The utilization in practical environment
In the actual Block chain, the gas fee limit makes it quite difficult to construct malicious contracts. Due to the linear complexity of the nesting process (TVM effectively prevents cheaper construction through self-reference), it is not easy to develop practical malicious contracts. Specifically, one layer of nesting will generate a call sequence, consuming three host stack frames (320 bytes) in the debugging binary file, and consuming two (256 bytes, the last two calls are inlined into one) in the published binary file. For the verification Node running on a modern POSIX operating system, the default stack size is 8MiB, which is enough to support nesting of over 30,000 layers in the published binary file. Although it is still possible to construct a contract that exhausts the stack space, this is much more difficult than the example in the previous section.
Relief measures
The patch modifies the behavior of jumping in the case of nested Continuations. We can see that the signature of Continuation jumping has changed.
Taking UntilCont as an example, other parts are omitted for simplicity.
No longer call VmState::jump to jump to the next Continuation, which means recursively executing triple jumps on each Continuation and waiting for the return value to propagate backward. Now, Continuation jumps only resolve the next level of Continuation and then return control to the Virtual Machine.
The Virtual Machine iteratively parses each level of continuation through collaboration until it encounters a NullRef, indicating that the chain parsing is complete (implemented in OrdCont or ExuQuitCont). During this iterative process, only one continuation jump is allocated on the host stack, ensuring constant stack usage.
Conclusion
For services that require high availability, recursive use may become a potential Attack Vector. When involving user-defined logic, enforcing recursive termination may be challenging. This DoS vulnerability demonstrates an extreme case of normal functionality being inadvertently abused under resource-constrained conditions (or other constraints). Similar issues may occur if recursion relies on user input, which is very common in the control flow primitives of the Virtual Machine.
This report details the technical details, root causes, and possible attack methods of the core DoS vulnerability in TON Virtual Machine, while demonstrating the efficient solution proposed by the TonBit team. By adjusting the recursive jump mechanism of the Virtual Machine to iterative processing, TonBit successfully proposed a solution to fix the vulnerability, assisting in repairing this core vulnerability that could potentially cause network paralysis, providing a more robust security guarantee for the TON ecosystem. This incident not only reflects TonBit's deep accumulation in the security field of blockchain underlying technology, but also demonstrates its important role as the official Security Assurance Provider (SAP) for TON.

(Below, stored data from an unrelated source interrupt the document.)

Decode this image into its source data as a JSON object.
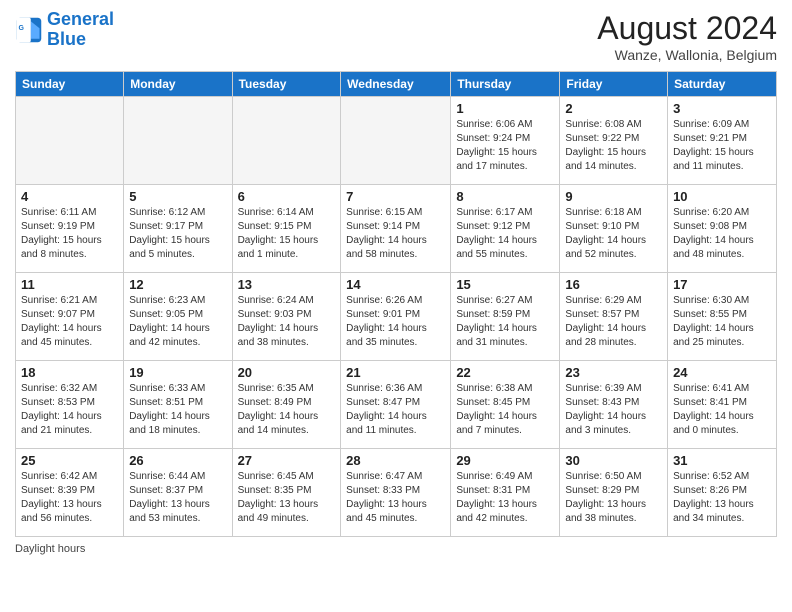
{
  "header": {
    "logo_line1": "General",
    "logo_line2": "Blue",
    "month_year": "August 2024",
    "location": "Wanze, Wallonia, Belgium"
  },
  "days_of_week": [
    "Sunday",
    "Monday",
    "Tuesday",
    "Wednesday",
    "Thursday",
    "Friday",
    "Saturday"
  ],
  "footer_label": "Daylight hours",
  "weeks": [
    [
      {
        "day": "",
        "info": ""
      },
      {
        "day": "",
        "info": ""
      },
      {
        "day": "",
        "info": ""
      },
      {
        "day": "",
        "info": ""
      },
      {
        "day": "1",
        "info": "Sunrise: 6:06 AM\nSunset: 9:24 PM\nDaylight: 15 hours\nand 17 minutes."
      },
      {
        "day": "2",
        "info": "Sunrise: 6:08 AM\nSunset: 9:22 PM\nDaylight: 15 hours\nand 14 minutes."
      },
      {
        "day": "3",
        "info": "Sunrise: 6:09 AM\nSunset: 9:21 PM\nDaylight: 15 hours\nand 11 minutes."
      }
    ],
    [
      {
        "day": "4",
        "info": "Sunrise: 6:11 AM\nSunset: 9:19 PM\nDaylight: 15 hours\nand 8 minutes."
      },
      {
        "day": "5",
        "info": "Sunrise: 6:12 AM\nSunset: 9:17 PM\nDaylight: 15 hours\nand 5 minutes."
      },
      {
        "day": "6",
        "info": "Sunrise: 6:14 AM\nSunset: 9:15 PM\nDaylight: 15 hours\nand 1 minute."
      },
      {
        "day": "7",
        "info": "Sunrise: 6:15 AM\nSunset: 9:14 PM\nDaylight: 14 hours\nand 58 minutes."
      },
      {
        "day": "8",
        "info": "Sunrise: 6:17 AM\nSunset: 9:12 PM\nDaylight: 14 hours\nand 55 minutes."
      },
      {
        "day": "9",
        "info": "Sunrise: 6:18 AM\nSunset: 9:10 PM\nDaylight: 14 hours\nand 52 minutes."
      },
      {
        "day": "10",
        "info": "Sunrise: 6:20 AM\nSunset: 9:08 PM\nDaylight: 14 hours\nand 48 minutes."
      }
    ],
    [
      {
        "day": "11",
        "info": "Sunrise: 6:21 AM\nSunset: 9:07 PM\nDaylight: 14 hours\nand 45 minutes."
      },
      {
        "day": "12",
        "info": "Sunrise: 6:23 AM\nSunset: 9:05 PM\nDaylight: 14 hours\nand 42 minutes."
      },
      {
        "day": "13",
        "info": "Sunrise: 6:24 AM\nSunset: 9:03 PM\nDaylight: 14 hours\nand 38 minutes."
      },
      {
        "day": "14",
        "info": "Sunrise: 6:26 AM\nSunset: 9:01 PM\nDaylight: 14 hours\nand 35 minutes."
      },
      {
        "day": "15",
        "info": "Sunrise: 6:27 AM\nSunset: 8:59 PM\nDaylight: 14 hours\nand 31 minutes."
      },
      {
        "day": "16",
        "info": "Sunrise: 6:29 AM\nSunset: 8:57 PM\nDaylight: 14 hours\nand 28 minutes."
      },
      {
        "day": "17",
        "info": "Sunrise: 6:30 AM\nSunset: 8:55 PM\nDaylight: 14 hours\nand 25 minutes."
      }
    ],
    [
      {
        "day": "18",
        "info": "Sunrise: 6:32 AM\nSunset: 8:53 PM\nDaylight: 14 hours\nand 21 minutes."
      },
      {
        "day": "19",
        "info": "Sunrise: 6:33 AM\nSunset: 8:51 PM\nDaylight: 14 hours\nand 18 minutes."
      },
      {
        "day": "20",
        "info": "Sunrise: 6:35 AM\nSunset: 8:49 PM\nDaylight: 14 hours\nand 14 minutes."
      },
      {
        "day": "21",
        "info": "Sunrise: 6:36 AM\nSunset: 8:47 PM\nDaylight: 14 hours\nand 11 minutes."
      },
      {
        "day": "22",
        "info": "Sunrise: 6:38 AM\nSunset: 8:45 PM\nDaylight: 14 hours\nand 7 minutes."
      },
      {
        "day": "23",
        "info": "Sunrise: 6:39 AM\nSunset: 8:43 PM\nDaylight: 14 hours\nand 3 minutes."
      },
      {
        "day": "24",
        "info": "Sunrise: 6:41 AM\nSunset: 8:41 PM\nDaylight: 14 hours\nand 0 minutes."
      }
    ],
    [
      {
        "day": "25",
        "info": "Sunrise: 6:42 AM\nSunset: 8:39 PM\nDaylight: 13 hours\nand 56 minutes."
      },
      {
        "day": "26",
        "info": "Sunrise: 6:44 AM\nSunset: 8:37 PM\nDaylight: 13 hours\nand 53 minutes."
      },
      {
        "day": "27",
        "info": "Sunrise: 6:45 AM\nSunset: 8:35 PM\nDaylight: 13 hours\nand 49 minutes."
      },
      {
        "day": "28",
        "info": "Sunrise: 6:47 AM\nSunset: 8:33 PM\nDaylight: 13 hours\nand 45 minutes."
      },
      {
        "day": "29",
        "info": "Sunrise: 6:49 AM\nSunset: 8:31 PM\nDaylight: 13 hours\nand 42 minutes."
      },
      {
        "day": "30",
        "info": "Sunrise: 6:50 AM\nSunset: 8:29 PM\nDaylight: 13 hours\nand 38 minutes."
      },
      {
        "day": "31",
        "info": "Sunrise: 6:52 AM\nSunset: 8:26 PM\nDaylight: 13 hours\nand 34 minutes."
      }
    ]
  ]
}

As an indispensable security partner in the TON ecosystem, TonBit has always been at the forefront of protecting the stability of the blockchain network and the security of user assets. From vulnerability discovery to solution design, with its strong technical capabilities and profound understanding of blockchain development, TonBit has laid a solid foundation for the long-term development of the TON network. At the same time, the TonBit team continues to make efforts in areas such as network security architecture, user data protection, and the improvement of security in blockchain application scenarios. In the future, TonBit will continue to drive security technology innovation and provide continuous support and guarantee for the healthy development of the TON ecosystem and the entire blockchain industry. The vulnerability discovery and assistance in the repair work have been highly recognized by the TON official, further consolidating TonBit's industry position in the field of blockchain security and demonstrating its steadfast commitment to promoting the development of the Decentralization ecosystem.